Deliver the unexpected

Peter Finlay, owner of Freedom member Horizon Direct, says customers can become difficult due to situations beyond their control such as changes to flight times or building work at accommodation.


Turning a difficult situation into a positive one is something Finlay focuses on a great deal. He created a training course with a friend at Barclays Bank, which all staff joining his business are required to take.


“It ended up being far more about customer service than the systems they use,” he says.


A key point is that staff should do the expected thing – dealing with any issues a customer might raise – then do something unexpected, such as sending them a gift or offering them a little extra with their booking.


“It’s always the unexpected thing that keeps your customer,” says Finlay.


“We had a lady who goes to Cuba three times a year – always to the same hotel. The first time we booked her holiday there was an issue due to one of the Caribbean storms prior to her departure. Despite our best efforts, the tour operator wasn’t giving us any information and she was becoming more stressed and unhappy and said she’d never book with us again. We ended up going direct to sources on the ground in Cuba to find out what the situation was and eventually she was able to go on her holiday. We then said we would give her a complimentary lounge pass for Manchester airport and she was really pleased and has become a regular customer.”


For newer members of staff Finlay boosts their confidence in dealing with trickier customers by telling them a customer is angry or upset because they don’t understand something the agent knows better.


“It’s not anger, it’s fear – if they felt in control they wouldn’t behave that way.”
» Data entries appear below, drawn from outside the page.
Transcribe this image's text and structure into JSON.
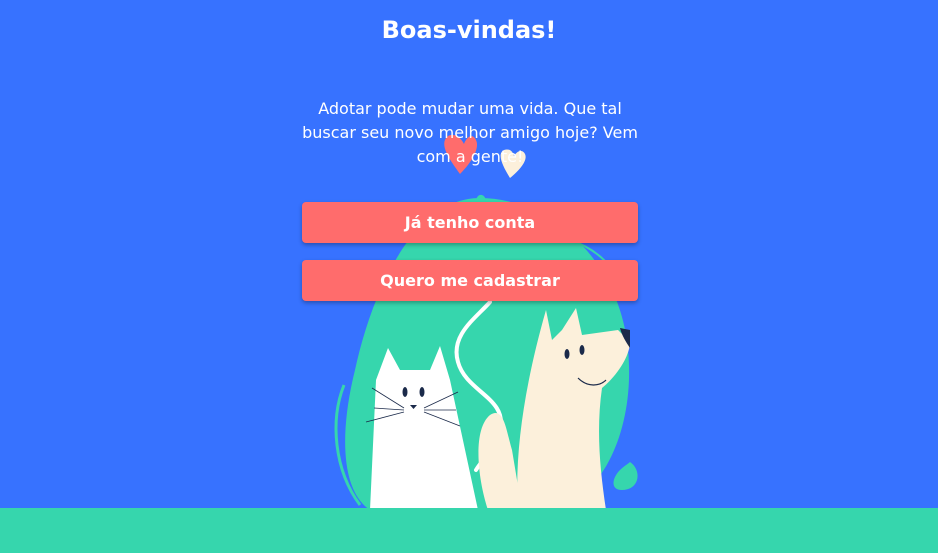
{
  "header": {
    "title": "Boas-vindas!"
  },
  "main": {
    "description": "Adotar pode mudar uma vida. Que tal buscar seu novo melhor amigo hoje? Vem com a gente!",
    "login_label": "Já tenho conta",
    "signup_label": "Quero me cadastrar"
  },
  "colors": {
    "background": "#3772FF",
    "accent": "#FF6C6C",
    "green": "#36D6AD",
    "cream": "#FCF0DB"
  },
  "illustration": {
    "icons": [
      "heart-red-icon",
      "heart-cream-icon",
      "cat-icon",
      "dog-icon"
    ]
  }
}
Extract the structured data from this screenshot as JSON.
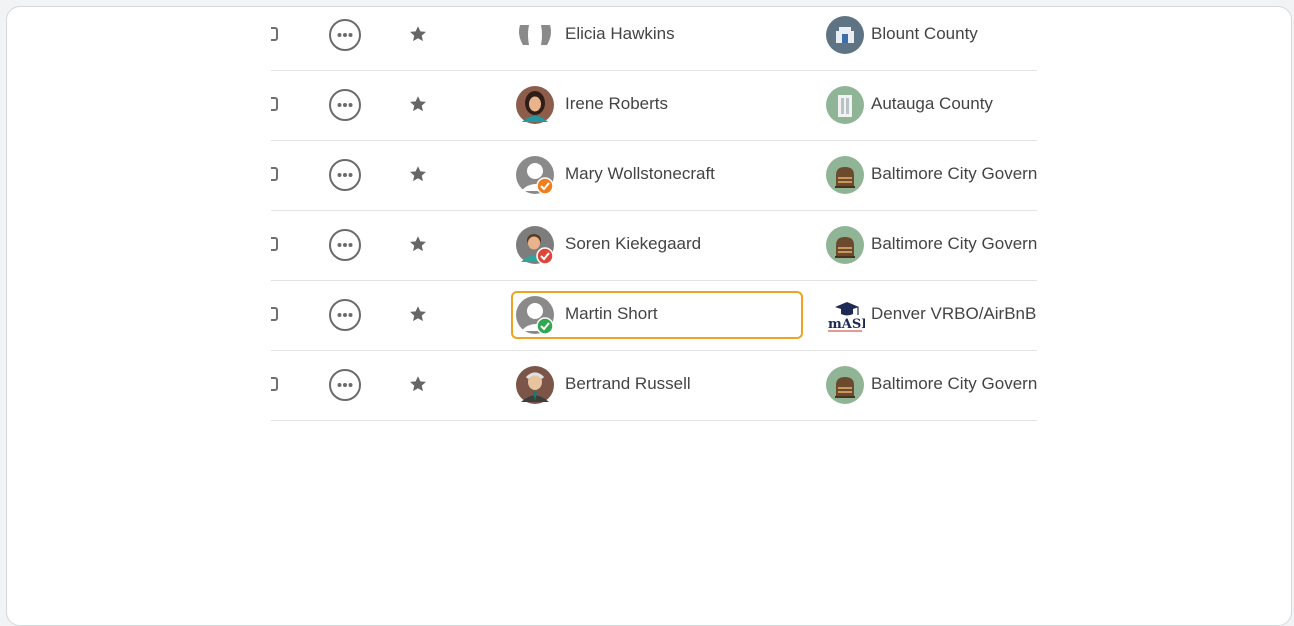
{
  "rows": [
    {
      "name": "Elicia Hawkins",
      "org": "Blount County"
    },
    {
      "name": "Irene Roberts",
      "org": "Autauga County"
    },
    {
      "name": "Mary Wollstonecraft",
      "org": "Baltimore City Government"
    },
    {
      "name": "Soren Kiekegaard",
      "org": "Baltimore City Government"
    },
    {
      "name": "Martin Short",
      "org": "Denver VRBO/AirBnB Audit",
      "focused": true,
      "logo_text": "mASD"
    },
    {
      "name": "Bertrand Russell",
      "org": "Baltimore City Government"
    }
  ],
  "colors": {
    "focus_border": "#f0a31e",
    "badge_orange": "#f07f1b",
    "badge_red": "#e0453a",
    "badge_green": "#2fa84f",
    "org_circle_green": "#8fb496",
    "org_circle_slate": "#5e7383"
  },
  "icons": {
    "more": "more-horizontal-circle-icon",
    "star": "star-icon",
    "checkbox": "checkbox-icon"
  }
}
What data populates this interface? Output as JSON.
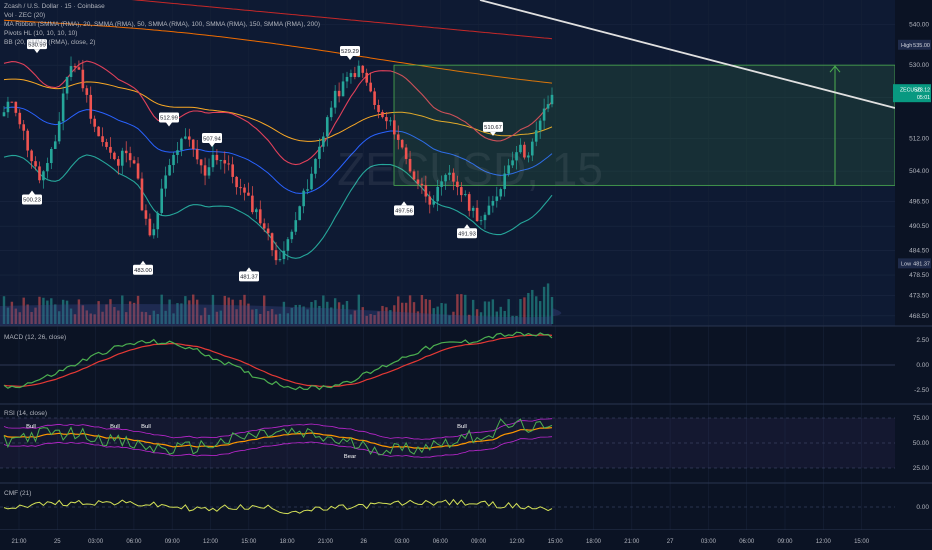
{
  "header": {
    "symbol_line": "Zcash / U.S. Dollar · 15 · Coinbase",
    "indicators": [
      "Vol · ZEC (20)",
      "MA Ribbon (SMMA (RMA), 20, SMMA (RMA), 50, SMMA (RMA), 100, SMMA (RMA), 150, SMMA (RMA), 200)",
      "Pivots HL (10, 10, 10, 10)",
      "BB (20, SMMA (RMA), close, 2)"
    ]
  },
  "watermark": "ZECUSD, 15",
  "price_axis": {
    "ticks": [
      "540.00",
      "530.00",
      "522.00",
      "512.00",
      "504.00",
      "496.50",
      "490.50",
      "484.50",
      "478.50",
      "473.50",
      "468.50"
    ],
    "high": {
      "label": "High",
      "value": "535.00"
    },
    "low": {
      "label": "Low",
      "value": "481.37"
    },
    "current": {
      "symbol": "ZECUSD",
      "price": "523.12",
      "countdown": "05:01"
    }
  },
  "time_axis": {
    "labels": [
      "21:00",
      "25",
      "03:00",
      "06:00",
      "09:00",
      "12:00",
      "15:00",
      "18:00",
      "21:00",
      "26",
      "03:00",
      "06:00",
      "09:00",
      "12:00",
      "15:00",
      "18:00",
      "21:00",
      "27",
      "03:00",
      "06:00",
      "09:00",
      "12:00",
      "15:00"
    ]
  },
  "pivots": [
    {
      "label": "530.99",
      "kind": "high"
    },
    {
      "label": "500.23",
      "kind": "low"
    },
    {
      "label": "483.00",
      "kind": "low"
    },
    {
      "label": "512.99",
      "kind": "high"
    },
    {
      "label": "507.94",
      "kind": "high"
    },
    {
      "label": "481.37",
      "kind": "low"
    },
    {
      "label": "529.29",
      "kind": "high"
    },
    {
      "label": "497.56",
      "kind": "low"
    },
    {
      "label": "491.93",
      "kind": "low"
    },
    {
      "label": "510.67",
      "kind": "high"
    }
  ],
  "panes": {
    "macd": {
      "title": "MACD (12, 26, close)",
      "ticks": [
        "2.50",
        "0.00",
        "-2.50"
      ]
    },
    "rsi": {
      "title": "RSI (14, close)",
      "ticks": [
        "75.00",
        "50.00",
        "25.00"
      ],
      "signals": [
        "Bull",
        "Bull",
        "Bull",
        "Bear",
        "Bull"
      ]
    },
    "cmf": {
      "title": "CMF (21)",
      "ticks": [
        "0.00"
      ]
    }
  },
  "colors": {
    "background": "#0b1324",
    "up": "#26a69a",
    "down": "#ef5350",
    "bb_upper": "#e0405a",
    "bb_lower": "#26a69a",
    "bb_basis": "#2962ff",
    "ma_200": "#c62828",
    "ma_150": "#ef6c00",
    "ma_100": "#f9a825",
    "target_box": "#4caf50",
    "trendline": "#e0e0e0",
    "macd_line": "#4caf50",
    "signal_line": "#e53935",
    "rsi_line": "#4caf50",
    "rsi_ma": "#ff9800",
    "rsi_band": "#c026d3",
    "cmf_line": "#d4e157",
    "current_price": "#089981"
  },
  "chart_data": {
    "type": "candlestick",
    "ylim": [
      466,
      545
    ],
    "x_labels": [
      "21:00",
      "25",
      "03:00",
      "06:00",
      "09:00",
      "12:00",
      "15:00",
      "18:00",
      "21:00",
      "26",
      "03:00",
      "06:00",
      "09:00",
      "12:00"
    ],
    "close_path": [
      518,
      522,
      515,
      508,
      502,
      505,
      512,
      526,
      531,
      526,
      518,
      512,
      509,
      505,
      510,
      506,
      494,
      486,
      498,
      505,
      510,
      512,
      508,
      503,
      508,
      507,
      504,
      500,
      497,
      494,
      490,
      484,
      482,
      490,
      496,
      500,
      508,
      516,
      522,
      525,
      528,
      529,
      524,
      518,
      516,
      514,
      508,
      503,
      500,
      497,
      499,
      503,
      501,
      497,
      494,
      492,
      495,
      500,
      506,
      510,
      508,
      512,
      518,
      523
    ],
    "pivot_values": [
      {
        "label": "530.99",
        "value": 530.99
      },
      {
        "label": "500.23",
        "value": 500.23
      },
      {
        "label": "483.00",
        "value": 483.0
      },
      {
        "label": "512.99",
        "value": 512.99
      },
      {
        "label": "507.94",
        "value": 507.94
      },
      {
        "label": "481.37",
        "value": 481.37
      },
      {
        "label": "529.29",
        "value": 529.29
      },
      {
        "label": "497.56",
        "value": 497.56
      },
      {
        "label": "491.93",
        "value": 491.93
      },
      {
        "label": "510.67",
        "value": 510.67
      }
    ],
    "target_box": {
      "entry": 500.5,
      "target": 530.0
    },
    "macd_range": [
      -3.5,
      3.5
    ],
    "rsi_range": [
      15,
      85
    ],
    "cmf_range": [
      -0.3,
      0.3
    ]
  }
}
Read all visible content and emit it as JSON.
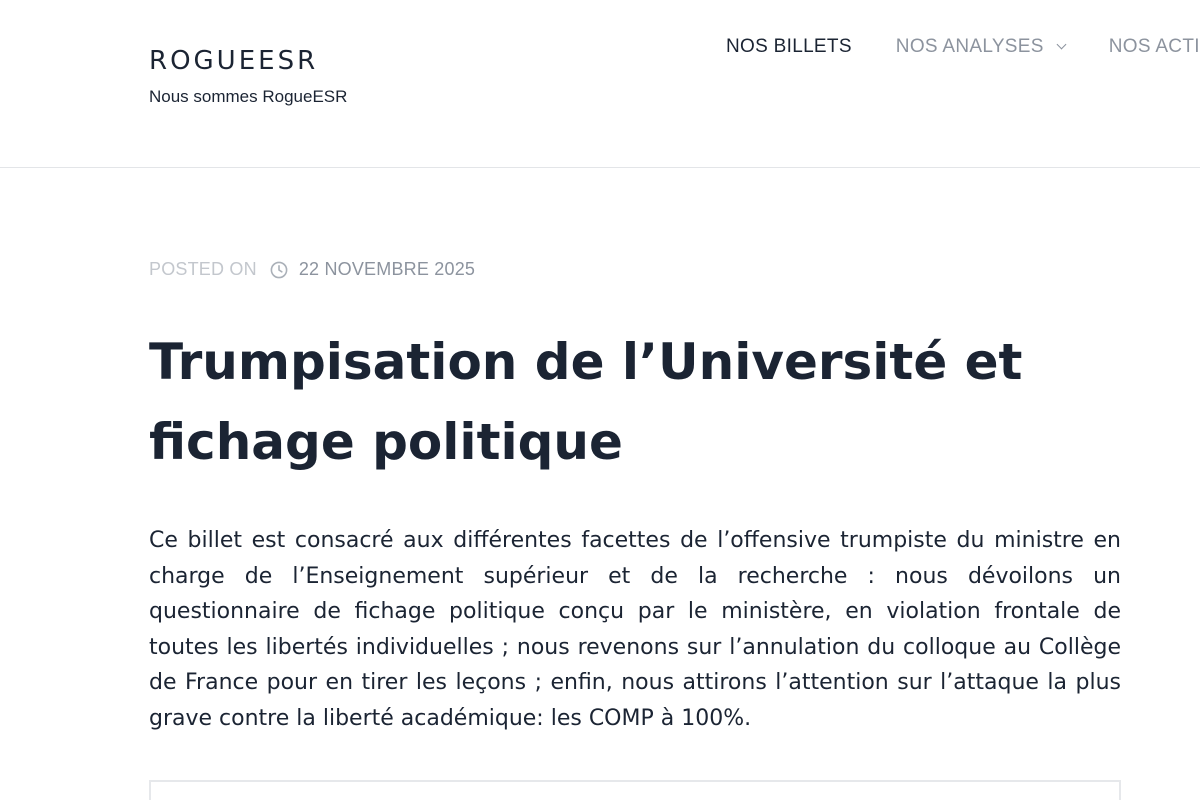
{
  "site": {
    "title": "ROGUEESR",
    "tagline": "Nous sommes RogueESR"
  },
  "nav": {
    "items": [
      {
        "label": "NOS BILLETS",
        "active": true
      },
      {
        "label": "NOS ANALYSES",
        "has_submenu": true
      },
      {
        "label": "NOS ACTIONS"
      }
    ]
  },
  "post": {
    "meta_label": "POSTED ON",
    "meta_icon": "clock-icon",
    "date": "22 NOVEMBRE 2025",
    "title": "Trumpisation de l’Université et fichage politique",
    "excerpt": "Ce billet est consacré aux différentes facettes de l’offensive trumpiste du ministre en charge de l’Enseignement supérieur et de la recherche : nous dévoilons un questionnaire de fichage politique conçu par le ministère, en violation frontale de toutes les libertés individuelles ; nous revenons sur l’annulation du colloque au Collège de France pour en tirer les leçons ; enfin, nous attirons l’attention sur l’attaque la plus grave contre la liberté académique: les COMP à 100%."
  },
  "colors": {
    "text": "#1b2433",
    "muted": "#8c939e",
    "faint": "#c3c7cd",
    "divider": "#e3e5e8"
  }
}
Finlay has three key takeaways when dealing with difficult individuals. “Listen, ask and do. If you listen, a customer will tell you what they are expecting and then you can manage those expectations. If they are ranting, ask: ‘What can I do to help sort this for you?’ Inevitably a customer will meet you halfway and you can resolve a situation. Finally if a customer is getting all het up ask if you can get them a tea or coffee then sit down and talk about it. We also encourage staff dealing with more abrasive types to sit back, not forward, as it seems less challenging, and smile – it changes your voice entirely.”